D’autant qu’utilisés à des fins professionnelles, MSN, ICQ ou Gtalk permettent une communication non-intrusive en direct et un gain de temps non négligeable. Idem pour le téléphone portable qui permet de joindre ses collaborateurs à tout moment.

La frontière entre travail et vie personnelle s’amenuise de jour en jour. Certes, pas quand on travaille en usine sur une chaine de production… Mais dès qu’on occupe un poste du secteur tertiaire, a fortiori un poste basé sur une production ‘intellectuelle’, un poste de cadre ou consultant, il est facile d’emmener du travail à la maison (puisqu’on a souvent tout dans la tête), tentant de checker ses mails pro le dimanche soir (histoire d’arriver au bureau lundi avec toutes les infos en tête), pratique de pouvoir interroger un collègue en vacances lorsqu’il apparaît sur MSN…

En terme de veille également… Un développeur qui lit des forums spécialisés dans son salon est-il entrain de travailler ? Un marketeur qui surfe sur les blogs de buzz au bureau s’amuse-t’il ?

La vie perso et la vie professionnelle se mêlent en permanence, quoi qu’on en dise, et c’est dans le sens de l’histoire, ne serait-ce que pas les avancées technologiques qui nous rendent joignables à tout moment ou nous permettent de travailler depuis notre salon, notre lieu de vacances ou le bureau d’un client.

Difficile dans de telles circonstances d’interdire l’accès à sa messagerie privée ou à son blog à un salarié pendant les heures de travail.

Marché de l’emploi : maturité ou mutation ?

Avec 37% d’évolution de son chiffre d’affaires en 2006, le e-commerce se porte bien.
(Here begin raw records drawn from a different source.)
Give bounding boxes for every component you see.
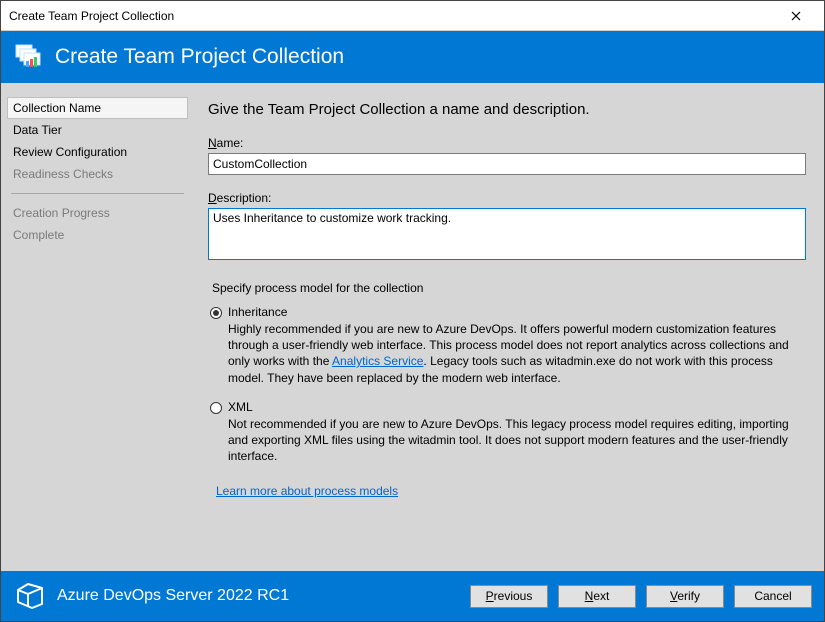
sidebar-item-creation-progress: Creation Progress (7, 202, 188, 224)
wizard-window: Create Team Project Collection Create Te… (0, 0, 825, 622)
close-icon (791, 11, 801, 21)
sidebar-item-collection-name[interactable]: Collection Name (7, 97, 188, 119)
sidebar-item-readiness-checks: Readiness Checks (7, 163, 188, 185)
radio-inheritance[interactable]: Inheritance (210, 305, 806, 319)
analytics-service-link[interactable]: Analytics Service (332, 354, 423, 368)
header-title: Create Team Project Collection (55, 45, 344, 69)
sidebar-item-review-configuration[interactable]: Review Configuration (7, 141, 188, 163)
learn-more-link[interactable]: Learn more about process models (216, 484, 398, 498)
radio-xml-label: XML (228, 400, 253, 414)
radio-inheritance-dot[interactable] (210, 307, 222, 319)
radio-xml[interactable]: XML (210, 400, 806, 414)
verify-button[interactable]: Verify (646, 585, 724, 608)
previous-button[interactable]: Previous (470, 585, 548, 608)
azure-devops-icon (13, 579, 47, 613)
sidebar-divider (11, 193, 184, 194)
close-button[interactable] (776, 2, 816, 30)
next-button[interactable]: Next (558, 585, 636, 608)
description-input[interactable] (208, 208, 806, 260)
product-name: Azure DevOps Server 2022 RC1 (57, 587, 460, 605)
xml-description: Not recommended if you are new to Azure … (228, 416, 806, 465)
footer-buttons: Previous Next Verify Cancel (470, 585, 812, 608)
titlebar: Create Team Project Collection (1, 1, 824, 31)
window-title: Create Team Project Collection (9, 9, 776, 23)
cancel-button[interactable]: Cancel (734, 585, 812, 608)
radio-inheritance-label: Inheritance (228, 305, 287, 319)
sidebar-item-data-tier[interactable]: Data Tier (7, 119, 188, 141)
collection-icon (13, 41, 45, 73)
main-panel: Give the Team Project Collection a name … (194, 83, 824, 571)
name-label: Name: (208, 136, 806, 150)
page-heading: Give the Team Project Collection a name … (208, 101, 806, 118)
inheritance-description: Highly recommended if you are new to Azu… (228, 321, 806, 386)
description-label: Description: (208, 191, 806, 205)
header-banner: Create Team Project Collection (1, 31, 824, 83)
sidebar-item-complete: Complete (7, 224, 188, 246)
radio-xml-dot[interactable] (210, 402, 222, 414)
wizard-body: Collection Name Data Tier Review Configu… (1, 83, 824, 571)
sidebar: Collection Name Data Tier Review Configu… (1, 83, 194, 571)
process-model-heading: Specify process model for the collection (212, 281, 806, 295)
name-input[interactable] (208, 153, 806, 175)
footer: Azure DevOps Server 2022 RC1 Previous Ne… (1, 571, 824, 621)
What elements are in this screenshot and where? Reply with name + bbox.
Très bien.

Et ce n’est pas nouveau, lorsqu’un un secteur est en bonne santé, il recrute. L’Apec y consacre cet article et l’affirme, le marché du travail dans le secteur du e-commerce ne suit pas un modèle traditionnel, dans le e-commerce, en ce moment, on recrute surtout des cadres.

Pourquoi ? Il y a plusieurs raisons à cette tendance, et bizarrement, j’y retrouve ce que j’ai déjà vécu, quelques mois avant l’explosion de la première bulle.

La première est que la mode est à la sous-traitance. On ne recrute donc plus vraiment d’éxécutants, les tâches annexes au métier « primaire » (à savoir vendre en ligne) étant déléguées à des prestataires spécialisés. Plus facile à gérer, plus souple, un prestataire externe est également plus rapide et a priori, plus professionnel.

La seconde est liée à la maturité du secteur. On professionnalise la branche. Cette expression m’a valu quelques nuits sans sommeil lorsque la start-up à laquelle je me dévouais corps et âme en 2000 a été rachetée par un grand groupe. Finis, les salariés formés sur le tas, proches du terrain, aux méthodes parfois contestables, il faut maintenant des spécialistes, des pros, des expérimentés, et de préférence diplômés.

Voilà pourquoi, aujourd’hui, le secteur du e-commerce recrute à tour de bras des ingénieurs info, des chefs de projet, des architectes, pour rationnaliser le développement de leurs plateformes en y apportant de la méthode, du savoir, de l’expérience.

Voilà pourquoi, également, le marketing online et les postes qui y sont rattachés ont le vent en poupe au sein de ces entreprises. Responsable marketing online, responsable affiliation, acheteur de mots clés, autant de nouveaux métiers que Stratégies nous présentait il y a quelques mois dans un court article sur les nouveaux métiers de la communication.

Et que ce soit en informatique ou en marketing, le diplôme est obligatoire. Ingénieur, Ecole Supérieure de Commerce, le e-commerce est certes une économie jeune et ses entreprises innovantes, la professionnalisation de la branche n’ira pas sans l’embauche de profils tout à la fois tournés vers l’avenir, la modernité, les nouvelles technologies, mais ayant suivi une formation sûre et rassurante, certifiée par un diplôme connu et reconnu.